Fed Holds Rates Steady, Tees Up Possible Cuts as Inflation Progress Slows

Federal Reserve Board Chairman Jerome Powell speaks during a news conference at the Federal Reserve in Washington, Wednesday, June 18, 2025. (AP Photo/Mark Schiefelbein)
Associated Press

The Federal Reserve hit pause once again. On June 18, 2025, the Fed voted unanimously to keep its benchmark interest rate steady at 5.25%–5.50%, marking the seventh consecutive hold.

While no rate cut has materialized just yet, the message was clear. The central bank sees a path to easing later this year, but only if inflation shows more meaningful improvement.

The Fed’s updated projections and tone signal that policymakers are growing more cautious and divided about how to balance economic resilience with stubborn inflation.

Fed Signals Two Cuts on the Table for 2025

The Fed’s updated “dot plot” revealed a split outlook for rate cuts this year: 8–10 officials expect two quarter-point cuts, while 7 expect none. Fed Chair Jerome Powell offered a careful recalibration during his post-meeting press conference.

“We’ve made considerable progress, but inflation remains elevated,” Powell said. “We need to see more good inflation data to bolster confidence before adjusting policy.”

Translation?
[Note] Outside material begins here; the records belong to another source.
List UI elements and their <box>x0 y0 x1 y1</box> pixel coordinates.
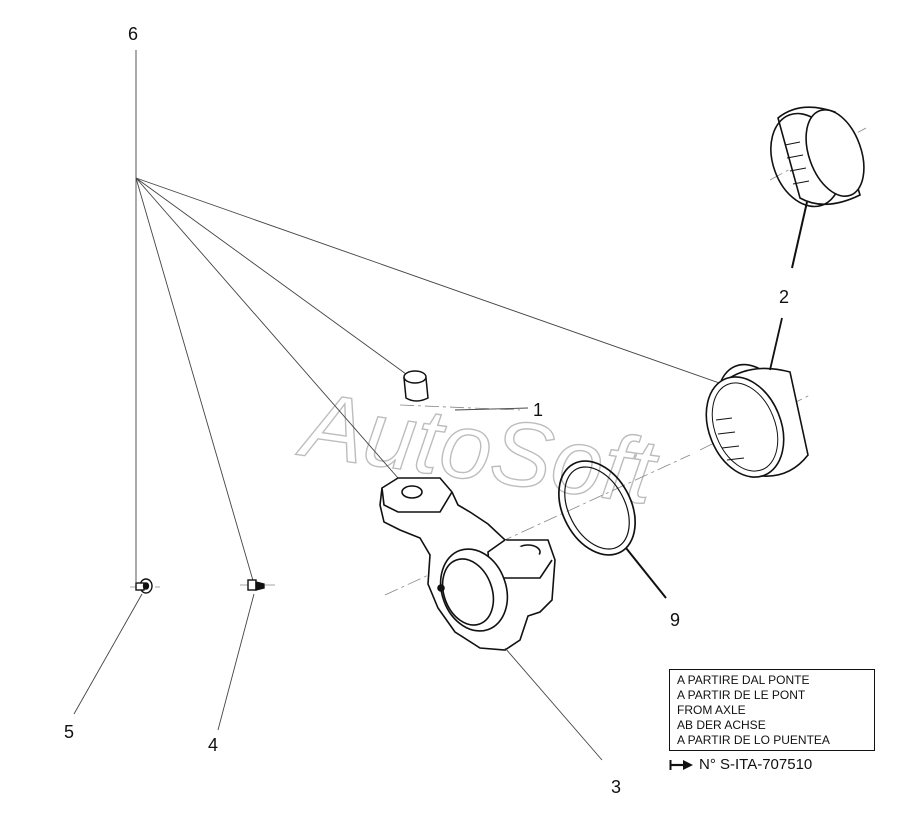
applicability-line: A PARTIR DE LE PONT <box>677 688 806 702</box>
serial-number: N° S-ITA-707510 <box>699 756 813 773</box>
bushing-flanged <box>705 363 809 478</box>
arrow-right-from-bar-icon <box>669 760 693 770</box>
leader-2-upper <box>791 201 808 269</box>
grease-fitting-5 <box>135 578 153 594</box>
fitting-4 <box>247 579 265 591</box>
applicability-line: A PARTIRE DAL PONTE <box>677 673 810 687</box>
serial-note: N° S-ITA-707510 <box>669 756 812 774</box>
applicability-box: A PARTIRE DAL PONTE A PARTIR DE LE PONT … <box>669 669 875 751</box>
ring <box>558 460 636 556</box>
leader-4 <box>217 593 255 731</box>
leader-1 <box>454 407 529 411</box>
callout-9: 9 <box>670 610 681 630</box>
support-bracket <box>379 477 556 651</box>
bushing-upper <box>770 106 865 208</box>
callout-5: 5 <box>64 722 75 742</box>
callout-4: 4 <box>208 735 219 755</box>
leader-5 <box>73 593 143 715</box>
center-lines <box>130 127 867 596</box>
applicability-line: A PARTIR DE LO PUENTEA <box>677 733 830 747</box>
callout-1: 1 <box>533 400 544 420</box>
watermark: AutoSoft <box>292 373 664 524</box>
callout-3: 3 <box>611 777 622 797</box>
sleeve-small <box>403 370 429 402</box>
callout-2: 2 <box>779 287 790 307</box>
leader-lines-from-6 <box>135 50 726 585</box>
applicability-line: FROM AXLE <box>677 703 746 717</box>
callout-6: 6 <box>128 24 139 44</box>
leader-2-lower <box>769 317 783 371</box>
leader-3 <box>504 647 603 761</box>
applicability-line: AB DER ACHSE <box>677 718 766 732</box>
leader-9 <box>625 547 667 599</box>
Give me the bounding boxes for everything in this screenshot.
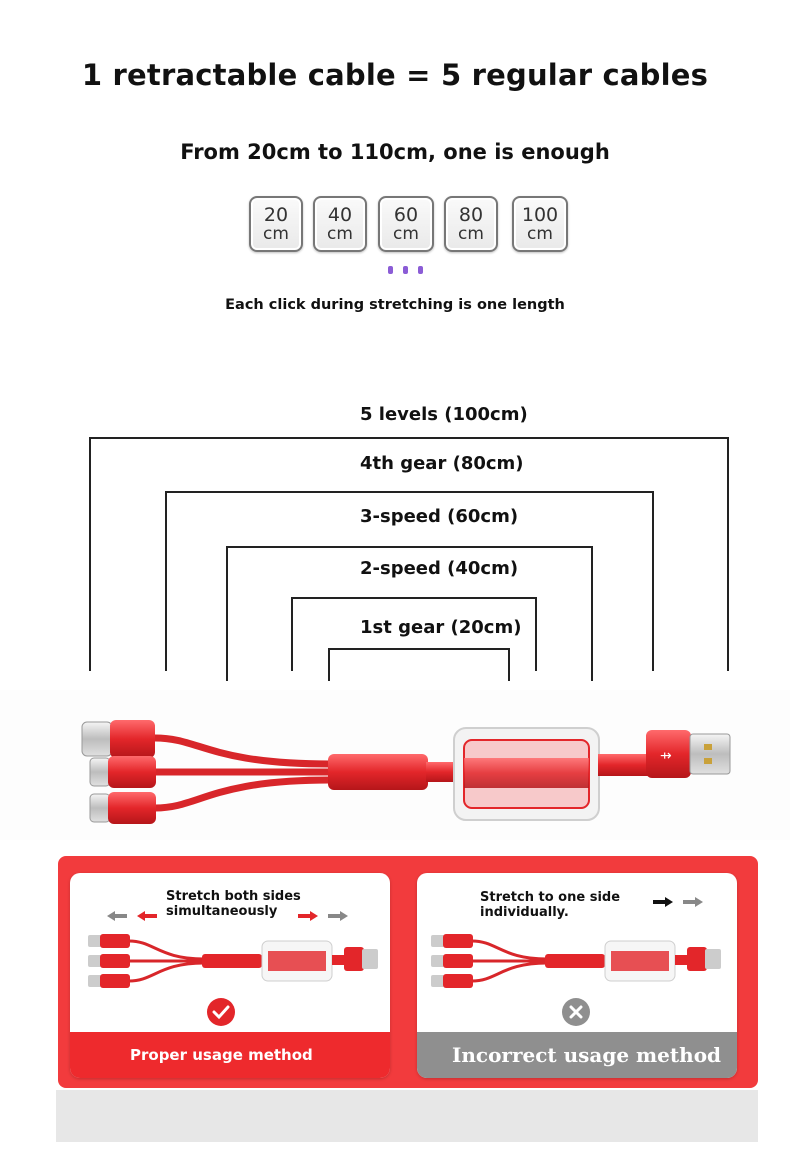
length-value: 100 [521,203,559,226]
click-note: Each click during stretching is one leng… [225,297,565,313]
length-unit: cm [527,223,553,244]
arrow-left-icon [107,911,157,921]
incorrect-usage-description: Stretch to one side individually. [480,890,621,920]
length-value: 20 [263,203,289,226]
length-button-100cm[interactable]: 100 cm [512,196,568,252]
length-unit: cm [393,223,419,244]
proper-usage-description: Stretch both sides simultaneously [166,889,301,919]
bracket-level-4 [165,491,654,671]
arrow-right-icon [653,897,703,907]
proper-usage-label: Proper usage method [130,1046,313,1064]
retractable-cable-icon: ⇸ [81,720,731,824]
proper-usage-footer: Proper usage method [70,1032,390,1078]
level-label-4: 4th gear (80cm) [360,453,524,474]
length-unit: cm [327,223,353,244]
length-button-40cm[interactable]: 40 cm [313,196,367,252]
bracket-level-5 [89,437,729,671]
svg-text:⇸: ⇸ [660,748,672,764]
small-cable-icon [431,934,721,988]
bracket-level-2 [291,597,537,671]
cross-icon [562,998,590,1026]
bracket-level-3 [226,546,593,681]
subheadline: From 20cm to 110cm, one is enough [180,140,610,164]
proper-usage-card: Stretch both sides simultaneously Pr [70,873,390,1078]
arrow-right-icon [298,911,348,921]
level-label-3: 3-speed (60cm) [360,506,519,527]
length-unit: cm [458,223,484,244]
length-value: 40 [327,203,353,226]
progress-dots-icon [388,266,428,274]
length-button-60cm[interactable]: 60 cm [378,196,434,252]
check-icon [207,998,235,1026]
incorrect-usage-label: Incorrect usage method [452,1043,722,1067]
incorrect-usage-card: Stretch to one side individually. In [417,873,737,1078]
length-button-20cm[interactable]: 20 cm [249,196,303,252]
usage-comparison-panel: Stretch both sides simultaneously Pr [58,856,758,1088]
length-button-80cm[interactable]: 80 cm [444,196,498,252]
incorrect-usage-footer: Incorrect usage method [417,1032,737,1078]
length-value: 80 [458,203,484,226]
bottom-grey-strip [56,1090,758,1142]
small-cable-icon [88,934,378,988]
length-button-row: 20 cm 40 cm 60 cm 80 cm 100 cm [0,196,790,252]
headline: 1 retractable cable = 5 regular cables [81,58,709,92]
level-label-1: 1st gear (20cm) [360,617,522,638]
length-value: 60 [393,203,419,226]
level-label-5: 5 levels (100cm) [360,404,528,425]
level-label-2: 2-speed (40cm) [360,558,519,579]
length-unit: cm [263,223,289,244]
bracket-level-1 [328,648,510,681]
The Fed’s finger is hovering near the rate-cut trigger, but it won’t pull unless the next few CPI reports say “go.”

Inflation Ticks Higher, Growth Slows Down

The Fed’s latest projections reveal a story we’ve heard before: inflation is cooling, but not fast enough, and growth is starting to drag.

  • Core inflation: expected to average 2.8% in 2025, higher than previous projections.

  • Long-term inflation forecast: increased to 3.0%, reflecting ongoing price pressures in sectors like housing and energy.

  • GDP growth: reduced to 1.4%, signaling that higher borrowing costs are finally catching up with consumers and businesses.

  • Unemployment: projected to increase to 4.5% by year-end, a sign of the labor market softening but not collapse.

Markets Jitter, Then Recalibrate

Traders digested the Fed’s remarks in real-time. Stocks seesawed as Powell spoke, with the Dow slipping slightly while bond yields edged higher on the inflation revisions.

Fed funds futures now price in a 60–70% chance of a cut by September, assuming economic data trends the right way. But as we’ve learned over the last two years, what the Fed signals in June can look very different by fall.

Trump Turns Up the Heat, Fed Stays Cool

President Donald Trump has stepped up public pressure on the Fed, blaming “high interest rates” for slowing growth and urging a shift toward more aggressive cuts.

But Powell remains rock-solid. In a recent 60 Minutes interview, he emphasized the Fed’s independence:

“We do not consider politics in our decisions. We never do and we never will.”

What It Means for Everyday Americans

  • Borrowers: Don’t expect rate relief overnight. Mortgage rates, credit card APRs, and auto loan rates will remain elevated until the Fed starts cutting, which is likely to be fall or winter at the earliest.

  • Savers: Enjoy those high-yield CDs and savings accounts while they last. If the Fed begins easing, yields on deposit products could start to slide heading into 2026.

  • Investors: The market sees light at the end of the tunnel, but it’s a long tunnel. Stay tuned to inflation reports, jobs data, and Powell’s Jackson Hole speech in August.

The Fed didn’t deliver a rate cut, but it offered something almost as valuable: clarity. The path to rate relief is now visible, though not guaranteed.

The tone is now more flexible, the outlook more cautious, and the policy stance is more open-ended than at any point in the last 12 months. If inflation finally gives way, we’ll see the first cuts in this cycle.

Until then, the Fed is standing still, just close enough to the edge to see what comes next.